I recognise the inconsistencies in my own views about those two schemes. That at St Pauls which is referred to in the article resulted in an essentially white interior with gold detailing. That is different from Wren’s scheme which painted the walls ochre and left the vaults plain, other than Thornhill’s painting of the dome. The Victorian age introduced mosaics to the cathedral. Personally I prefer the modern scheme to the rather dour one conceived by Wren.

I visited Chartres many years ago before the controversial cleaning and redecoration of recent years. I have posted about that in 2012 at Restoration at Chartres and in 2014 at Repainting Chartres Cathedral.

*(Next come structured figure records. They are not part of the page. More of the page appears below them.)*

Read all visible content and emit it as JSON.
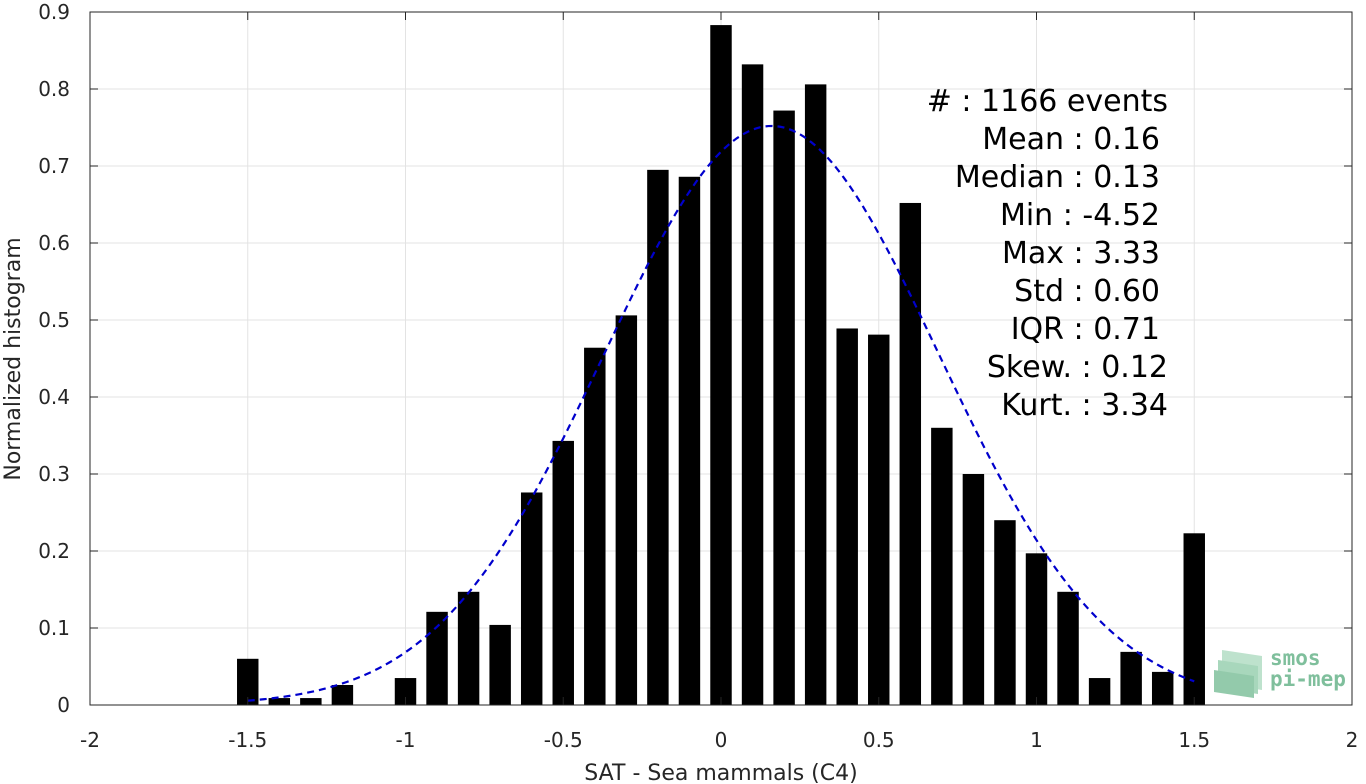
{
  "chart_data": {
    "type": "bar",
    "xlabel": "SAT - Sea mammals (C4)",
    "ylabel": "Normalized histogram",
    "xlim": [
      -2,
      2
    ],
    "ylim": [
      0,
      0.9
    ],
    "xticks": [
      -2,
      -1.5,
      -1,
      -0.5,
      0,
      0.5,
      1,
      1.5,
      2
    ],
    "xtick_labels": [
      "-2",
      "-1.5",
      "-1",
      "-0.5",
      "0",
      "0.5",
      "1",
      "1.5",
      "2"
    ],
    "yticks": [
      0,
      0.1,
      0.2,
      0.3,
      0.4,
      0.5,
      0.6,
      0.7,
      0.8,
      0.9
    ],
    "ytick_labels": [
      "0",
      "0.1",
      "0.2",
      "0.3",
      "0.4",
      "0.5",
      "0.6",
      "0.7",
      "0.8",
      "0.9"
    ],
    "grid": true,
    "bar_color": "#000000",
    "bin_width": 0.1,
    "bins": [
      {
        "x": -1.5,
        "y": 0.06
      },
      {
        "x": -1.4,
        "y": 0.009
      },
      {
        "x": -1.3,
        "y": 0.009
      },
      {
        "x": -1.2,
        "y": 0.026
      },
      {
        "x": -1.0,
        "y": 0.035
      },
      {
        "x": -0.9,
        "y": 0.121
      },
      {
        "x": -0.8,
        "y": 0.147
      },
      {
        "x": -0.7,
        "y": 0.104
      },
      {
        "x": -0.6,
        "y": 0.276
      },
      {
        "x": -0.5,
        "y": 0.343
      },
      {
        "x": -0.4,
        "y": 0.464
      },
      {
        "x": -0.3,
        "y": 0.506
      },
      {
        "x": -0.2,
        "y": 0.695
      },
      {
        "x": -0.1,
        "y": 0.686
      },
      {
        "x": 0.0,
        "y": 0.883
      },
      {
        "x": 0.1,
        "y": 0.832
      },
      {
        "x": 0.2,
        "y": 0.772
      },
      {
        "x": 0.3,
        "y": 0.806
      },
      {
        "x": 0.4,
        "y": 0.489
      },
      {
        "x": 0.5,
        "y": 0.481
      },
      {
        "x": 0.6,
        "y": 0.652
      },
      {
        "x": 0.7,
        "y": 0.36
      },
      {
        "x": 0.8,
        "y": 0.3
      },
      {
        "x": 0.9,
        "y": 0.24
      },
      {
        "x": 1.0,
        "y": 0.197
      },
      {
        "x": 1.1,
        "y": 0.147
      },
      {
        "x": 1.2,
        "y": 0.035
      },
      {
        "x": 1.3,
        "y": 0.069
      },
      {
        "x": 1.4,
        "y": 0.043
      },
      {
        "x": 1.5,
        "y": 0.223
      }
    ],
    "fit_curve": {
      "style": "dashed",
      "color": "#0000cc",
      "mean": 0.16,
      "std": 0.53,
      "peak": 0.752,
      "x_range": [
        -1.5,
        1.5
      ]
    },
    "stats": [
      {
        "label": "#  : 1166 events"
      },
      {
        "label": "Mean : 0.16"
      },
      {
        "label": "Median : 0.13"
      },
      {
        "label": "Min : -4.52"
      },
      {
        "label": "Max : 3.33"
      },
      {
        "label": "Std : 0.60"
      },
      {
        "label": "IQR : 0.71"
      },
      {
        "label": "Skew. : 0.12"
      },
      {
        "label": "Kurt. : 3.34"
      }
    ]
  },
  "logo": {
    "line1": "smos",
    "line2": "pi-mep",
    "color": "#7fbf9c"
  }
}
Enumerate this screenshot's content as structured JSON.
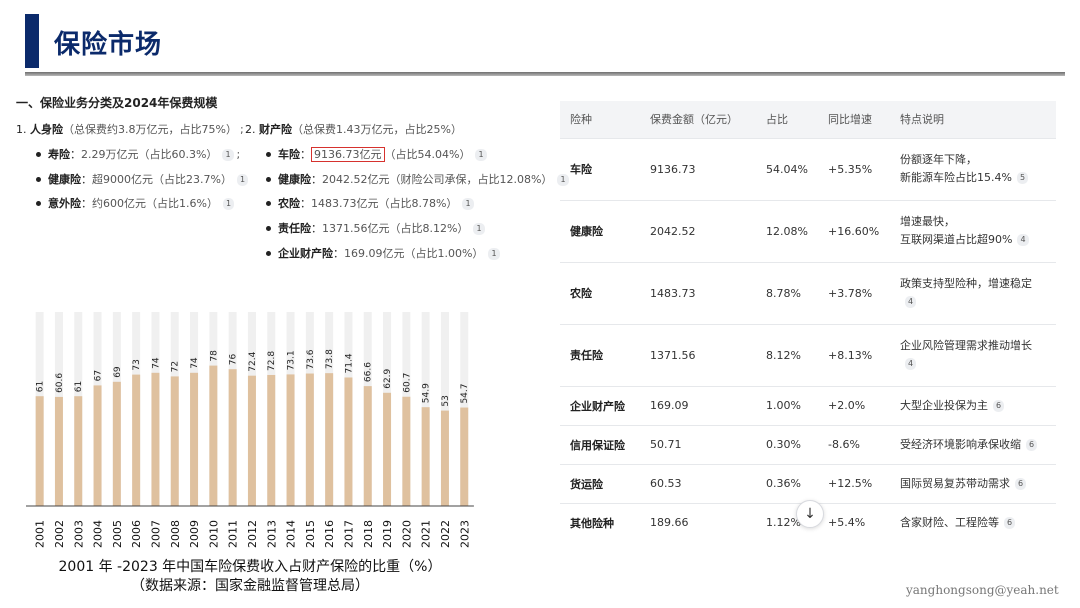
{
  "header": {
    "title": "保险市场"
  },
  "section": {
    "heading": "一、保险业务分类及2024年保费规模",
    "life": {
      "index": "1.",
      "name": "人身险",
      "note": "（总保费约3.8万亿元，占比75%）",
      "sep": ";"
    },
    "property": {
      "index": "2.",
      "name": "财产险",
      "note": "（总保费1.43万亿元，占比25%）"
    },
    "life_items": [
      {
        "name": "寿险",
        "colon": "：",
        "value": "2.29万亿元（占比60.3%）",
        "ref": "1",
        "sep": ";"
      },
      {
        "name": "健康险",
        "colon": "：",
        "value": "超9000亿元（占比23.7%）",
        "ref": "1"
      },
      {
        "name": "意外险",
        "colon": "：",
        "value": "约600亿元（占比1.6%）",
        "ref": "1"
      }
    ],
    "property_items": [
      {
        "name": "车险",
        "colon": "：",
        "value": "9136.73亿元",
        "extra": "（占比54.04%）",
        "ref": "1"
      },
      {
        "name": "健康险",
        "colon": "：",
        "value": "2042.52亿元（财险公司承保，占比12.08%）",
        "ref": "1"
      },
      {
        "name": "农险",
        "colon": "：",
        "value": "1483.73亿元（占比8.78%）",
        "ref": "1"
      },
      {
        "name": "责任险",
        "colon": "：",
        "value": "1371.56亿元（占比8.12%）",
        "ref": "1"
      },
      {
        "name": "企业财产险",
        "colon": "：",
        "value": "169.09亿元（占比1.00%）",
        "ref": "1"
      }
    ]
  },
  "chart_data": {
    "type": "bar",
    "categories": [
      "2001",
      "2002",
      "2003",
      "2004",
      "2005",
      "2006",
      "2007",
      "2008",
      "2009",
      "2010",
      "2011",
      "2012",
      "2013",
      "2014",
      "2015",
      "2016",
      "2017",
      "2018",
      "2019",
      "2020",
      "2021",
      "2022",
      "2023"
    ],
    "values": [
      61,
      60.6,
      61,
      67,
      69,
      73,
      74,
      72,
      74,
      78,
      76,
      72.4,
      72.8,
      73.1,
      73.6,
      73.8,
      71.4,
      66.6,
      62.9,
      60.7,
      54.9,
      53,
      54.7
    ],
    "value_labels": [
      "61",
      "60.6",
      "61",
      "67",
      "69",
      "73",
      "74",
      "72",
      "74",
      "78",
      "76",
      "72.4",
      "72.8",
      "73.1",
      "73.6",
      "73.8",
      "71.4",
      "66.6",
      "62.9",
      "60.7",
      "54.9",
      "53",
      "54.7"
    ],
    "title": "",
    "xlabel": "",
    "ylabel": "",
    "ylim": [
      0,
      100
    ],
    "grid": false,
    "bar_color": "#dfc19f",
    "background_bar_color": "#f0f0f0",
    "caption_line1": "2001 年 -2023 年中国车险保费收入占财产保险的比重（%）",
    "caption_line2": "（数据来源：国家金融监督管理总局）"
  },
  "table": {
    "headers": [
      "险种",
      "保费金额（亿元）",
      "占比",
      "同比增速",
      "特点说明"
    ],
    "rows": [
      {
        "name": "车险",
        "amount": "9136.73",
        "share": "54.04%",
        "growth": "+5.35%",
        "feat1": "份额逐年下降，",
        "feat2": "新能源车险占比15.4%",
        "ref": "5"
      },
      {
        "name": "健康险",
        "amount": "2042.52",
        "share": "12.08%",
        "growth": "+16.60%",
        "feat1": "增速最快，",
        "feat2": "互联网渠道占比超90%",
        "ref": "4"
      },
      {
        "name": "农险",
        "amount": "1483.73",
        "share": "8.78%",
        "growth": "+3.78%",
        "feat1": "政策支持型险种，增速稳定",
        "feat2": "",
        "ref": "4"
      },
      {
        "name": "责任险",
        "amount": "1371.56",
        "share": "8.12%",
        "growth": "+8.13%",
        "feat1": "企业风险管理需求推动增长",
        "feat2": "",
        "ref": "4"
      },
      {
        "name": "企业财产险",
        "amount": "169.09",
        "share": "1.00%",
        "growth": "+2.0%",
        "feat1": "大型企业投保为主",
        "feat2": "",
        "ref": "6"
      },
      {
        "name": "信用保证险",
        "amount": "50.71",
        "share": "0.30%",
        "growth": "-8.6%",
        "feat1": "受经济环境影响承保收缩",
        "feat2": "",
        "ref": "6"
      },
      {
        "name": "货运险",
        "amount": "60.53",
        "share": "0.36%",
        "growth": "+12.5%",
        "feat1": "国际贸易复苏带动需求",
        "feat2": "",
        "ref": "6"
      },
      {
        "name": "其他险种",
        "amount": "189.66",
        "share": "1.12%",
        "growth": "+5.4%",
        "feat1": "含家财险、工程险等",
        "feat2": "",
        "ref": "6"
      }
    ]
  },
  "scroll_button": {
    "icon": "arrow-down-icon",
    "glyph": "↓"
  },
  "watermark": "yanghongsong@yeah.net"
}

The debate about the project, indeed the passions aroused, can be sampled at, from those opposed, The Destruction of Chartres Cathedral fron 2014, in A Petition to Stop "Irresponsible" Restoration of Chartres Cathedral from 2015 and A Controversial Restoration That Wipes Away the Past from 2017.

It is interesting that this criticism seems to come from the US. North American enthusiasm for Chartres is long established but is perhaps a rather romanticising tendency. I do wonder if these authors linked to above are aware of the serious proposal in 1944 by the US military, when Chartres suffered in any case very badly in the fighting after D Day, to blast the cathedral in case there were any German snipers in the north west tower, and of how Airey Neave volunteered to go and see if, as it was, deserted, thus saving the cathedral?

Apollo commissioned a pro and con discussion about the restoration at Forum: Does the restoration of Chartres Cathedral deserve praise? and my good friend Fr Ray Blake offered a balanced appraisal of the situation at How far do you go? Chartres' Restoration

Not having seen the renovated interior it is difficult to pass judgement but as I said ten years ago I recall Chartres as rather dull and grimey inside, with that slightly uncared-for quality of many great churches in France. Whilst I see the point about not choosing a point in the past and aiming for that as an ideal  I do think that it is better to present Chartres as it was in the time of St Louis rather than as it was when I visited in 1993. Those who complain appear to be those who feel ‘their’ aesthetic experience has been diminished by the cleaning and redecoration. Do they apply that rule of thumb at home to housework and redecoration?

Chartres in 1993 largely felt like a museum with prayers anf flowers tolerated round the statue of Our Lady. Rouen in 2004 and certainly Reims in 2014 felt like cathedrals with an active liturgical and prayer life.

Restoration work at Notre Dame is proceeding apace so as to be more or less complete for the 2024 Olympics ( pagan in origin, pagan in practice ) in Paris - the work restoring Viollet le Duc’s spire will come after that.

There are links in the article to reports on other controversies over the restoration - notably how the ecclesiastical authorities wish to arrange and decorate the interior given that the French state has apparently given them carte blanche in that respect. In this case the regrettably and emphatically secular French state just might have had better ideas about Notre Dame than the regrettably and post-Vatican II French church establishment. I bet SSPX would make a better job of it.